Jeśli chodzi o komiks superbohaterski, to naprawdę nie ma powodów do narzekań. Zwłaszcza inicjatywa "Odrodzenia" powinna wszystkich spragnionych nowości cieszyć, bo polskie wydania wychodzić powinny z poślizgiem od sześciu do dziewięciu miesięcy względem zbiorczych wydań amerykańskich ("I am Gotham" jest ze stycznia, "Damian knows best" chyba z czerwca!!).

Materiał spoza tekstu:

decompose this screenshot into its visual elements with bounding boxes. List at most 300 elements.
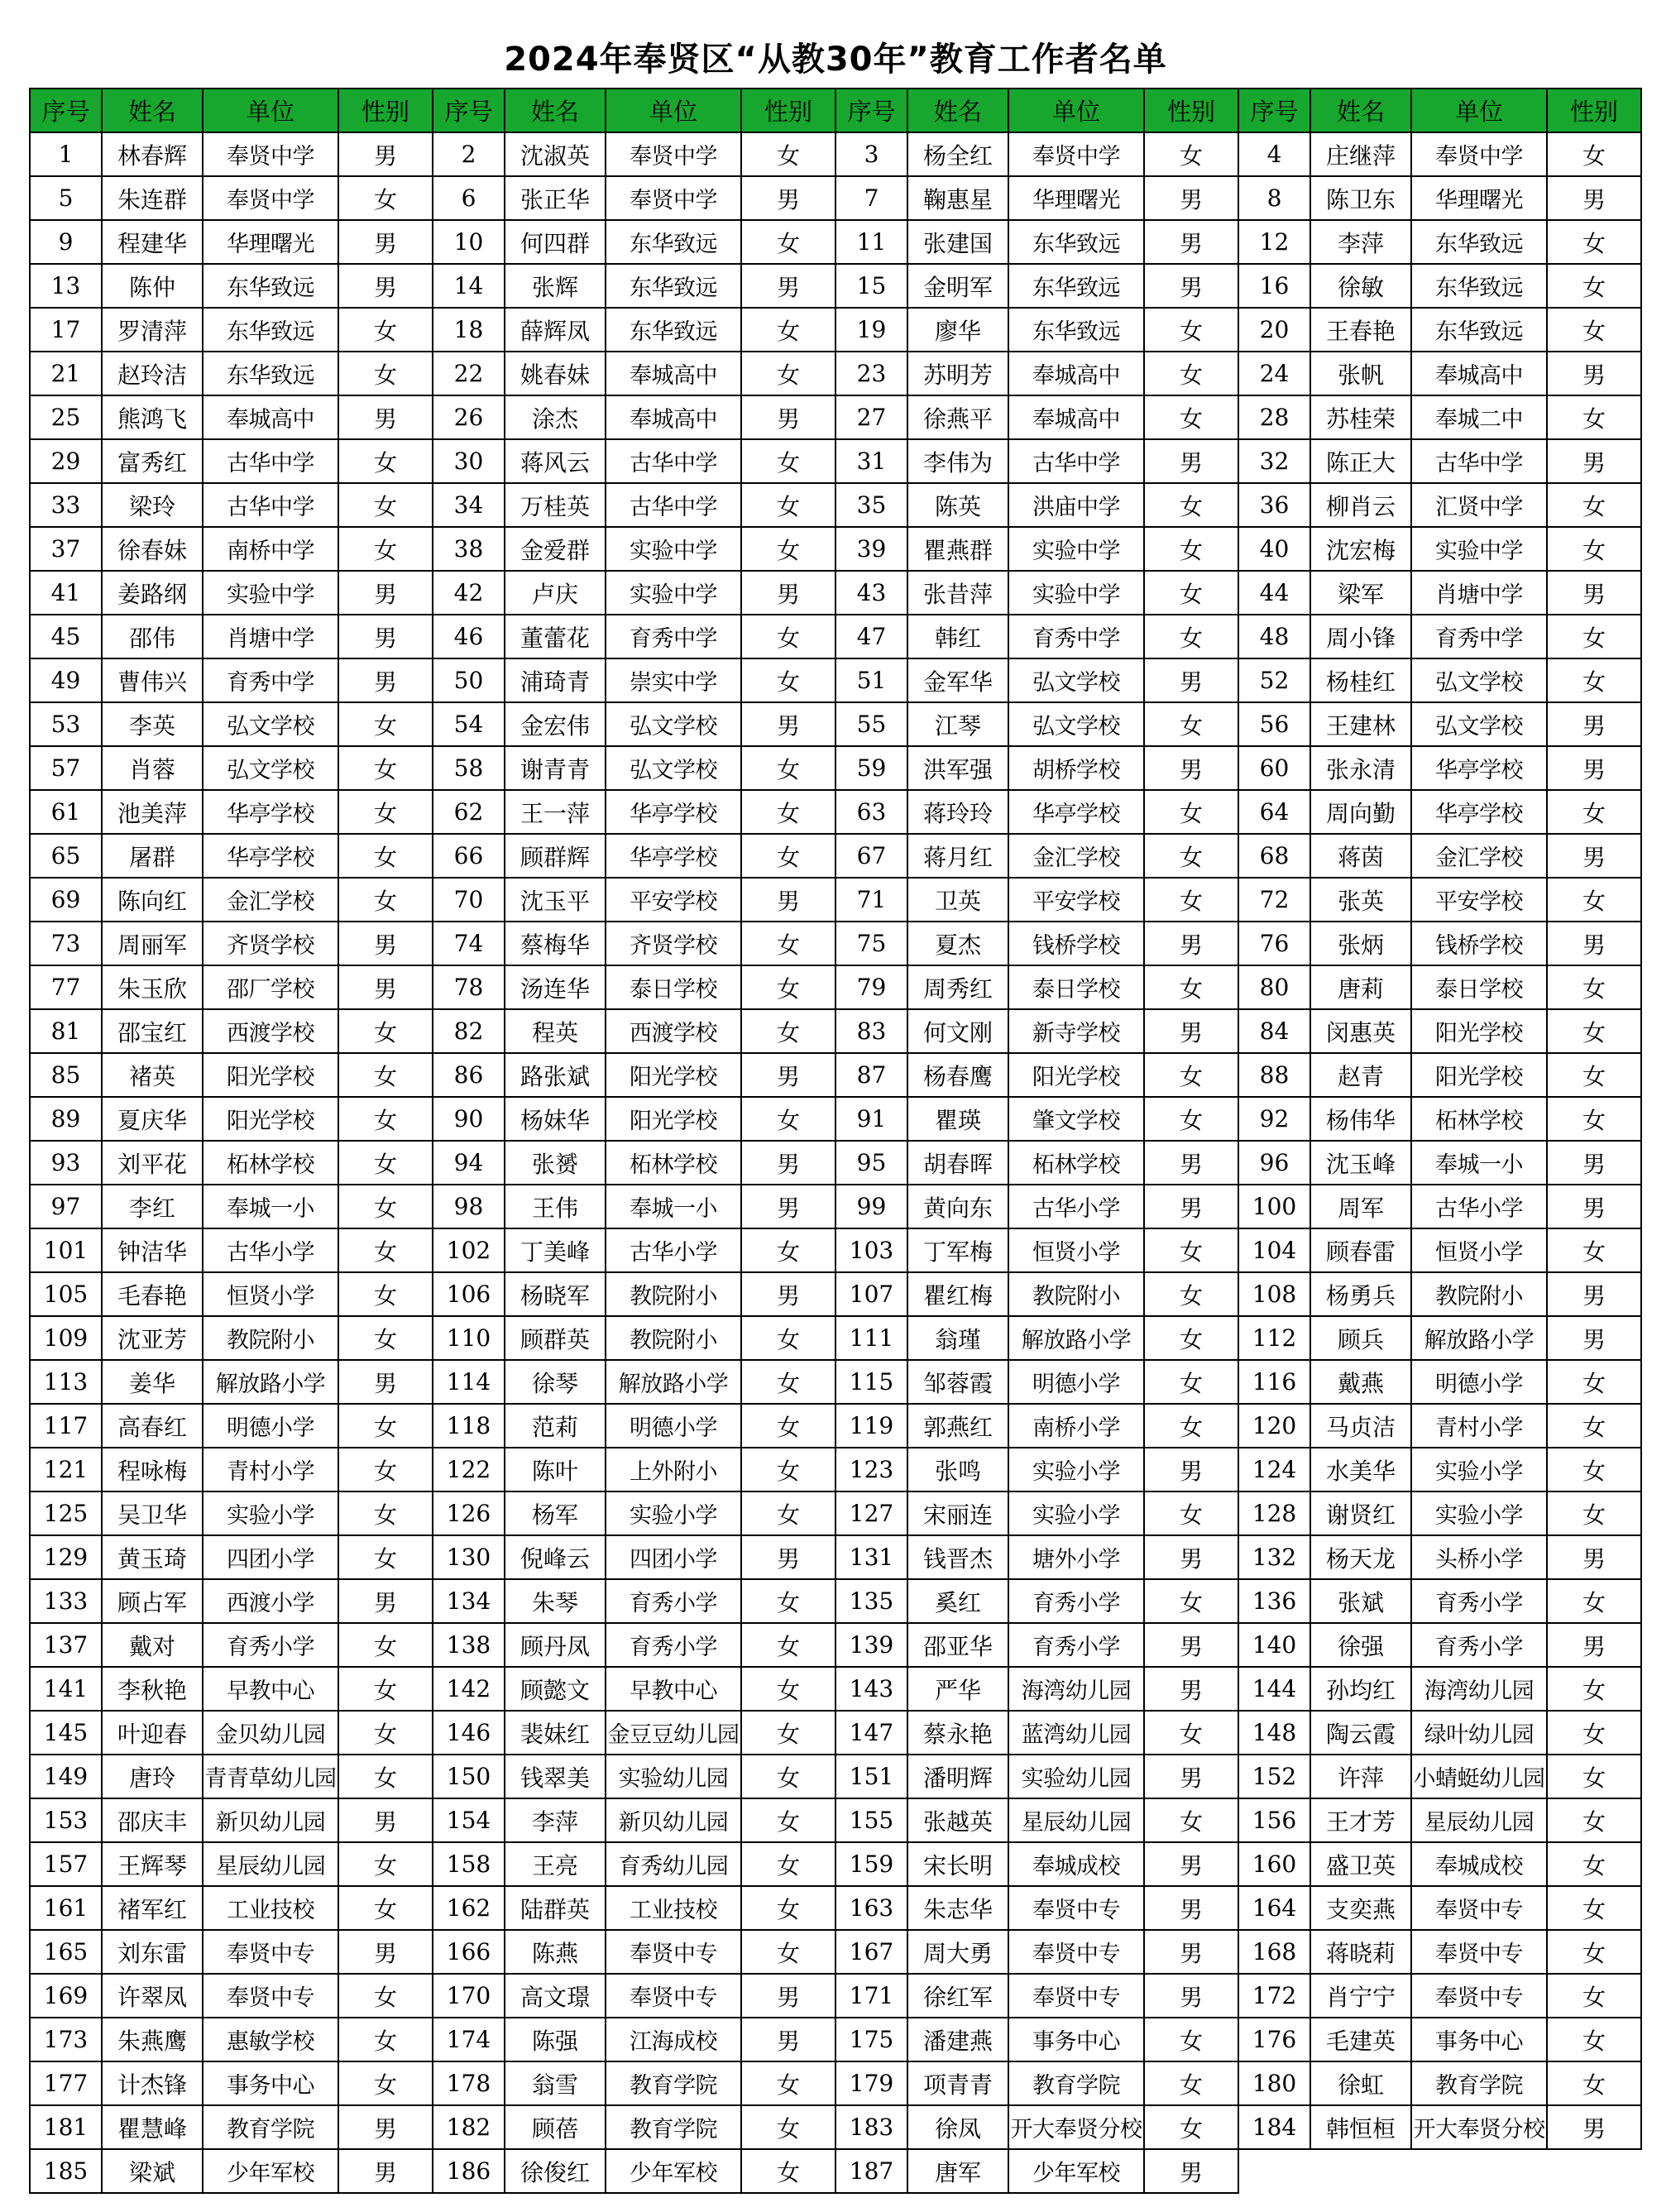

Mnie, dodam, cieszy czytanie czegoś, co powstaje, co też często nie ma jeszcze wyrobionej marki, czego jeszcze nikt nie polecił. Chciałbym miec dość zasobow i finansowych, i czasowych by śledzić tak wszystko, co rzuca mi się w oczy podczas przeglądania zapowiedzi. I czytać na bieżąco. Z wszystkimi cliffahngerami i niepewnosciami, czy seria dotrwa do finalu. Ale to tylko marzenie... Przynajmniej w wiekszosci przypadków. Ciesze się jednak w chwilach docierania do ostatnich takich zeszytów jak ostatnio "Shade the Changing Girl" #12 czy "Action Comics" #987, gdzie tozsamość Pana Oza wreszcie zostaje wyjawiona (unikajcie WSZYSTKIEGO, co mogłoby Wam COKOLWIEK zasugerowac w tej mierze!!!), bo w tym momecnie zawieszenia czai się całe spektrum najlepszych wrażen zwiazanych z próbami poskładania tych scenariuszy do kupy z ich wciąz potencjalnymi ciągami dalszymi... Zbiorcze tego nie robią. Są ekonomiczniejsze, czasem bardziej eleganckie, zwykle też poręczniejsze (z wyjątkiem omnibusów, ktore też uwielbiam po swojemu). Ale dla mnie zeszyty to ta najpełniejsza wersja przygody. Tak mam.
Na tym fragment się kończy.